Nine Clark County schools were recommended Tuesday for the controversial new Achievement School District, which will pair underperforming schools with charter operators by next year.
Five middle and four elementary schools were included on the list. They are:
- Brinley Middle School
- Cambeiro Elementary
- Craig Elementary
- Jerome Mack Middle School
- Von Tobel Middle School
- Orr Middle School
- Bailey Middle School
- Fitzgerald Elementary
- Kelly Elementary
Achievement district staff recommended the schools for consideration to the State Department of Education, eliminating the 12 other Clark County schools that were eligible for conversion in 2017.
Within 30 days, the State Board of Education will approve at least half of these schools. Achievement staff will then select a maximum of six to become Achievement schools.
Another nine schools — including West Prep Academy’s Middle School — will have the option to enter a memorandum of understanding that will outline improvement efforts.
Those efforts will focus on reaching a rating of three stars, which would take the schools out of consideration for the special district.
The newest list means that the first achievement schools will be entirely in Clark County, representing 26 percent of the 34 eligible schools this year.
“These are the schools most in need of assistance,” Steve Canavero, state superintendent of public instruction, said in a statement. “With today’s submission to the State Board of Education we are one step closer to providing families with children in these struggling schools access to a great education.”
Eligible schools were either in the bottom 5 percent of elementary and middle schools or had a graduation rate below 60 percent.
The latest recommendations stem from a complex selection process that graded those schools on a number of indicators.
Those included proficiency, growth and equity among different student groups. The grading also took into account parent surveys for some zip codes, conducted by Opportunity 180 or the achievement district.

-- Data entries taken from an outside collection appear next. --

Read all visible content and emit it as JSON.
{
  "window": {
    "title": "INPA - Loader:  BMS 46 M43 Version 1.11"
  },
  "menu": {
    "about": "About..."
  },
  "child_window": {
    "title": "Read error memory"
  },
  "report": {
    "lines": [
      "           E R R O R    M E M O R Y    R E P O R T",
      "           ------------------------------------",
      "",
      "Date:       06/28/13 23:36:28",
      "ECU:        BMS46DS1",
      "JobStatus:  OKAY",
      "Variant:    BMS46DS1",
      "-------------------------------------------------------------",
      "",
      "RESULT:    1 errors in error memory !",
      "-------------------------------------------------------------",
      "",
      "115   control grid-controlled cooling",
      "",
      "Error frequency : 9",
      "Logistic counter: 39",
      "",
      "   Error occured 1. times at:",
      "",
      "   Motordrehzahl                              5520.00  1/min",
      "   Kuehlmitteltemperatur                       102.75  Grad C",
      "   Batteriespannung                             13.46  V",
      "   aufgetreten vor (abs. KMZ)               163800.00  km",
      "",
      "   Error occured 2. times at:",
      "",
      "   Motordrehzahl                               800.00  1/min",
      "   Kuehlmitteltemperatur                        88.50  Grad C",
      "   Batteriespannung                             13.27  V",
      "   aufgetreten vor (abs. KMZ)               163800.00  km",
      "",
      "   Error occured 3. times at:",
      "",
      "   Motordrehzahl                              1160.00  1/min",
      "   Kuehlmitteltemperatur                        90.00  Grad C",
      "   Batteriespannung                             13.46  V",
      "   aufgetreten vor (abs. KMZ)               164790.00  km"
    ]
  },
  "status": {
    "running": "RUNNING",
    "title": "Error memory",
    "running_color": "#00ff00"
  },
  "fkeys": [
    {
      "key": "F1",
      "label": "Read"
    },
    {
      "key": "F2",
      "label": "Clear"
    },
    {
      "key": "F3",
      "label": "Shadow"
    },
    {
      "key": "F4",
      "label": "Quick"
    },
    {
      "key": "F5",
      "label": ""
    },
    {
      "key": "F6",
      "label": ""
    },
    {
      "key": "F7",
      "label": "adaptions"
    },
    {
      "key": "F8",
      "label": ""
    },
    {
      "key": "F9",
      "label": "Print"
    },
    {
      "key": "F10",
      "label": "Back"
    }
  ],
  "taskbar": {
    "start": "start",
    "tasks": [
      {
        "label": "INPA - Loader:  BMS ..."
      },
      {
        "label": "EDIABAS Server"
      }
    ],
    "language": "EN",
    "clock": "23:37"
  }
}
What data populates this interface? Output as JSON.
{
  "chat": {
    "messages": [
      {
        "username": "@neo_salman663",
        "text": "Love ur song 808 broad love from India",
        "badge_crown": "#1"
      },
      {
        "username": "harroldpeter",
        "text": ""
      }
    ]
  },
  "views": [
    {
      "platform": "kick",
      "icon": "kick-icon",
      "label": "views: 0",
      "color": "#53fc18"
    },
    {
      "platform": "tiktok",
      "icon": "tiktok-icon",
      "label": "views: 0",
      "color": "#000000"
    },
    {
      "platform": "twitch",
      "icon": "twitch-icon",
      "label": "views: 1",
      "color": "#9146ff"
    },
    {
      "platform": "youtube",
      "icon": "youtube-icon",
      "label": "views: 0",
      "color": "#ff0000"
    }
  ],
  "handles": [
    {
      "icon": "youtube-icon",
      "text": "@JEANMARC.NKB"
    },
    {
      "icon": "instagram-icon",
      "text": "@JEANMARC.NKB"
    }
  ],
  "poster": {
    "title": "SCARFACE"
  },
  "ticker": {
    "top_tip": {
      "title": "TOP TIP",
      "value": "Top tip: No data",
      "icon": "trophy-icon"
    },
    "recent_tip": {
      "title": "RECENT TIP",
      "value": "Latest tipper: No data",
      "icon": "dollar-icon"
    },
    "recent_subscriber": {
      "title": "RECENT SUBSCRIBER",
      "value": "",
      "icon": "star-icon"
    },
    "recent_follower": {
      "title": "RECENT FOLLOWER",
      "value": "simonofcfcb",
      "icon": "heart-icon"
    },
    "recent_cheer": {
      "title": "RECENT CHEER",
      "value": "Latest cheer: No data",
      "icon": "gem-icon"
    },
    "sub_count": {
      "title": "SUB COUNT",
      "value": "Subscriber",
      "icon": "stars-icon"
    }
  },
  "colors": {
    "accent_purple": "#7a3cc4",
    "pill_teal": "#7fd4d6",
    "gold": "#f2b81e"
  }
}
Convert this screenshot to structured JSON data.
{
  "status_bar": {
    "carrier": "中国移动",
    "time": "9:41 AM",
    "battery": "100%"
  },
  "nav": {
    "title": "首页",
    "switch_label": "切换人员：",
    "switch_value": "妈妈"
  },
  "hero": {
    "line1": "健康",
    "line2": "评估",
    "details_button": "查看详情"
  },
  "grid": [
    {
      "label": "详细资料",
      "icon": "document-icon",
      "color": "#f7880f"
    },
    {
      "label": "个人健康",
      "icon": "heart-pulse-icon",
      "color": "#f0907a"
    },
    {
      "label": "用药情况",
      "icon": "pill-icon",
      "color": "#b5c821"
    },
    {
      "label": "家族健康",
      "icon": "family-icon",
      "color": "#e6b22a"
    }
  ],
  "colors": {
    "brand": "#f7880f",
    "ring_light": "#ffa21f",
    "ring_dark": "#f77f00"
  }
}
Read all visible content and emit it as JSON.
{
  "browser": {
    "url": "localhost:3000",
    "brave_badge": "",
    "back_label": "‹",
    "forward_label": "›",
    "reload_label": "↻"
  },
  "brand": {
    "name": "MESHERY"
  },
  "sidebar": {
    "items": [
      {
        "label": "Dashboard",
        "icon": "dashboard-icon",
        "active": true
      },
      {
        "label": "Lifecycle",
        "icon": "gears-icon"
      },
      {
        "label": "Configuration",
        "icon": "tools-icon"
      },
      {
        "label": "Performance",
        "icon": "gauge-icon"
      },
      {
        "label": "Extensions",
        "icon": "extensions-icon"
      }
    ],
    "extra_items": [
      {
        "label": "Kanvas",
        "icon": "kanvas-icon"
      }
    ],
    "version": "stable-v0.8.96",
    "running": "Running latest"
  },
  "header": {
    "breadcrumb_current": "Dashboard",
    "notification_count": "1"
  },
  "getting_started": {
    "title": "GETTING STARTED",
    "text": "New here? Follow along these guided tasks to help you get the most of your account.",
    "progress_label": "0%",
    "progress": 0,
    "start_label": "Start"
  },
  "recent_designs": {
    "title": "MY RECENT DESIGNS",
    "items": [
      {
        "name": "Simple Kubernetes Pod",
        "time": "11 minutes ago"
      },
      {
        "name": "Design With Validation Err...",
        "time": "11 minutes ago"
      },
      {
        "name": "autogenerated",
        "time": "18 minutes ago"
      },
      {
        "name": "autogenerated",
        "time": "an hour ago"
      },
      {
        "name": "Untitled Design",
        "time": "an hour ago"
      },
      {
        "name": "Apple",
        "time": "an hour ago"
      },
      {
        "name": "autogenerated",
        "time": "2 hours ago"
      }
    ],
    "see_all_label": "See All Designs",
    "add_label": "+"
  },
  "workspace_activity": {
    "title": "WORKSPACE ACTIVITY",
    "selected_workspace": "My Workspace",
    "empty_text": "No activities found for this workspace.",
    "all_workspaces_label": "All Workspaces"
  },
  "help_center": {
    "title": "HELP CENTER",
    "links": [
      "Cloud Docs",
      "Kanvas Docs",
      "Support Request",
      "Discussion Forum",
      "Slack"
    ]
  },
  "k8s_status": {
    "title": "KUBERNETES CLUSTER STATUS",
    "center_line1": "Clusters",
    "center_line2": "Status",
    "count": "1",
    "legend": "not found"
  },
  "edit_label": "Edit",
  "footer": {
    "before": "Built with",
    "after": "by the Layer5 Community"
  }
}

The selection process focused on schools that consistently stayed in the bottom percentile of those areas or fell even lower in recent years.
The nine schools named Tuesday were in the bottom 5 percent based on the latest 2016 Smarter Balanced test results.
In math, proficiency levels ranged from just 7.5 percent to 16.8 percent. In reading, those levels ran from 14.2 to 23.7 percent.
All schools except for Brinley Middle fell into the lowest Tier 1 for proficiency in test scores, meaning they have consistently been in the bottom 10th percentile or have gotten worse.
The recommended schools also fell in the lowest Tier 1 in average growth percentile, which tracks the percentage of students who are on track to reach proficiency within three years.
The schools have a growth percentile below 35 in at least one subject, and have either consistently fallen below that number or dropped even further.
The achievement district has experienced considerable push-back in Clark County, where school board trustees, parents, teachers and students have rallied against charter takeovers.
Educators have argued that it’s unfair to grade the schools based on the first time students took the Smarter Balanced test.
Trustees have also expressed a number of concerns with the new district, arguing partly that there is no research to prove that charter conversion will improve educational outcomes.